Trump’s New Tariffs Push U.S. Import Duties to Century‑High Levels and Ignite Global Pushback
- Aug 7
- 1 min read
7 August 2025

On August 7, 2025, sweeping U.S. tariffs ranging from 10% to 50% officially came into force, significantly raising the average duty rate on imports and marking the highest level set by an American administration in more than a century. Trading heavyweights such as Brazil and India face the steepest levies, with tariffs climbing as high as 50%, prompting alarm among exporters and governments alike.
While several countries including the EU, Japan, and South Korea secured lower 15% rates through diplomatic negotiation, others were left to absorb the full weight of the tariffs. Switzerland, for example, missed last-minute reprieve efforts and now contends with a heavy 39% levy on exports such as watches, chocolates, and machinery.
Meanwhile, India’s additional 25% surcharge due to its ongoing purchases of Russian oil compounds existing obstacles, while Brazil’s steep rates escalate bilateral tensions.
The tariff hike has triggered concern over potential U.S. consumer price inflation and widespread supply chain disruption. Treasury Secretary Scott Bessent remains optimistic, suggesting revenues could hit $300 billion annually, though critics warn of long-term economic pain ahead.

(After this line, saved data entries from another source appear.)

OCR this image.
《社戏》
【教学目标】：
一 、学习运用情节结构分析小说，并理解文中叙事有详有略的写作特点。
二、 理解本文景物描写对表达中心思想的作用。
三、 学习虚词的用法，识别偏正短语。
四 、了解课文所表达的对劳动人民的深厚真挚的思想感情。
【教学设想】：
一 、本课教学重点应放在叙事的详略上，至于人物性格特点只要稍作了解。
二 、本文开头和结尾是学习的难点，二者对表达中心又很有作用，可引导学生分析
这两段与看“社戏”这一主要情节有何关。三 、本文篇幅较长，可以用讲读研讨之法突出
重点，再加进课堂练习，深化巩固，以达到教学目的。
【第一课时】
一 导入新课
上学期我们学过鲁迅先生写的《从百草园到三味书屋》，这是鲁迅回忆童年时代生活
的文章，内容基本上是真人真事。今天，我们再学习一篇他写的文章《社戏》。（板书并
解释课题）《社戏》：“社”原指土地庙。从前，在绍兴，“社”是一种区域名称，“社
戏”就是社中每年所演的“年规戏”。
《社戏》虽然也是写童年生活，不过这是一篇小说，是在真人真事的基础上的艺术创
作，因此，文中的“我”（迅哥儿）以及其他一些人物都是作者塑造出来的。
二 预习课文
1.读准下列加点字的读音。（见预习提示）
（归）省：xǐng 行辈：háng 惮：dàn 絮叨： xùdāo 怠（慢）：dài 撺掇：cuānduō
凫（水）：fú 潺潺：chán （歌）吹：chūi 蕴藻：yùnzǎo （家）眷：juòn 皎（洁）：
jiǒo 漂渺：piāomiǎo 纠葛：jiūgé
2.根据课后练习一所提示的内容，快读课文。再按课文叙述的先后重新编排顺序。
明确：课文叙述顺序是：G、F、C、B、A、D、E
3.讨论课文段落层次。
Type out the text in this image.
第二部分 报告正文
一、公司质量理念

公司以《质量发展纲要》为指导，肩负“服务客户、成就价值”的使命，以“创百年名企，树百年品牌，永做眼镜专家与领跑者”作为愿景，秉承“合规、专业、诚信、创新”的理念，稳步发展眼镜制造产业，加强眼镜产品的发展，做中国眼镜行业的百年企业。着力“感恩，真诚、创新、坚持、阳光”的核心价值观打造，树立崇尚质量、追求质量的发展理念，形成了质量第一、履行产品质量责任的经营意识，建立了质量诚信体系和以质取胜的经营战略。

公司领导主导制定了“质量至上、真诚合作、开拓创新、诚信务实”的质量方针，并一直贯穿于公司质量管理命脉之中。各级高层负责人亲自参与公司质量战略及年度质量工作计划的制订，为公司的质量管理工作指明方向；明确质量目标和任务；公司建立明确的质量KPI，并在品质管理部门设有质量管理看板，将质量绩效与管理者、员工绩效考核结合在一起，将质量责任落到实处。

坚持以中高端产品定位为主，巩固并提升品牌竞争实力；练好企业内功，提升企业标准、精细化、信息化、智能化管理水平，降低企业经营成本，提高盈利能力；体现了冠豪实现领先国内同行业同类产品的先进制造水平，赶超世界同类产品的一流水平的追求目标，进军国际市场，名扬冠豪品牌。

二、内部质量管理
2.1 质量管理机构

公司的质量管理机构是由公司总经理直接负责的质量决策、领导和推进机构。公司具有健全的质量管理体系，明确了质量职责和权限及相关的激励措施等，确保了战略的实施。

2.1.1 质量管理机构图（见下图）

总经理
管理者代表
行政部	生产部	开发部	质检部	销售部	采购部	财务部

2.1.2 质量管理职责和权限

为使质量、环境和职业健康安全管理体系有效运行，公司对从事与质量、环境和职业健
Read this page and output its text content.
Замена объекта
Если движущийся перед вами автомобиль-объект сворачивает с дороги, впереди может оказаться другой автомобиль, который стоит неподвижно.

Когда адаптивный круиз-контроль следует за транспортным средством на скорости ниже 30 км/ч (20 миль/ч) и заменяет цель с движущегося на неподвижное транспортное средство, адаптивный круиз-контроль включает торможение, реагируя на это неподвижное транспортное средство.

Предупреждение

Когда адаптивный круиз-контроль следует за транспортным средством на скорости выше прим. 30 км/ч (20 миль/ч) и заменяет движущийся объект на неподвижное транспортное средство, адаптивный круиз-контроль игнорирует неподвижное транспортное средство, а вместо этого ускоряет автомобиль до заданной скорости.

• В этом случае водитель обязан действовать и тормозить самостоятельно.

Global responses are already being mobilized. Switzerland has planned continued trade talks aimed at acquiescing damage to its export-reliant economy. Brazil, India, and others are signaling defiance, with leaders warning that Trump’s approach could inadvertently bolster alternative trade alliances such as the BRICS, fostering deeper multilateral solidarity against U.S. trade pressure.
Still, some analysts question the long-term economic wisdom of this strategy, noting that while the U.S. may appear to orchestrate geopolitical victories, the economic damage higher costs for end consumers and disrupted global trade may outweigh those short-term gains.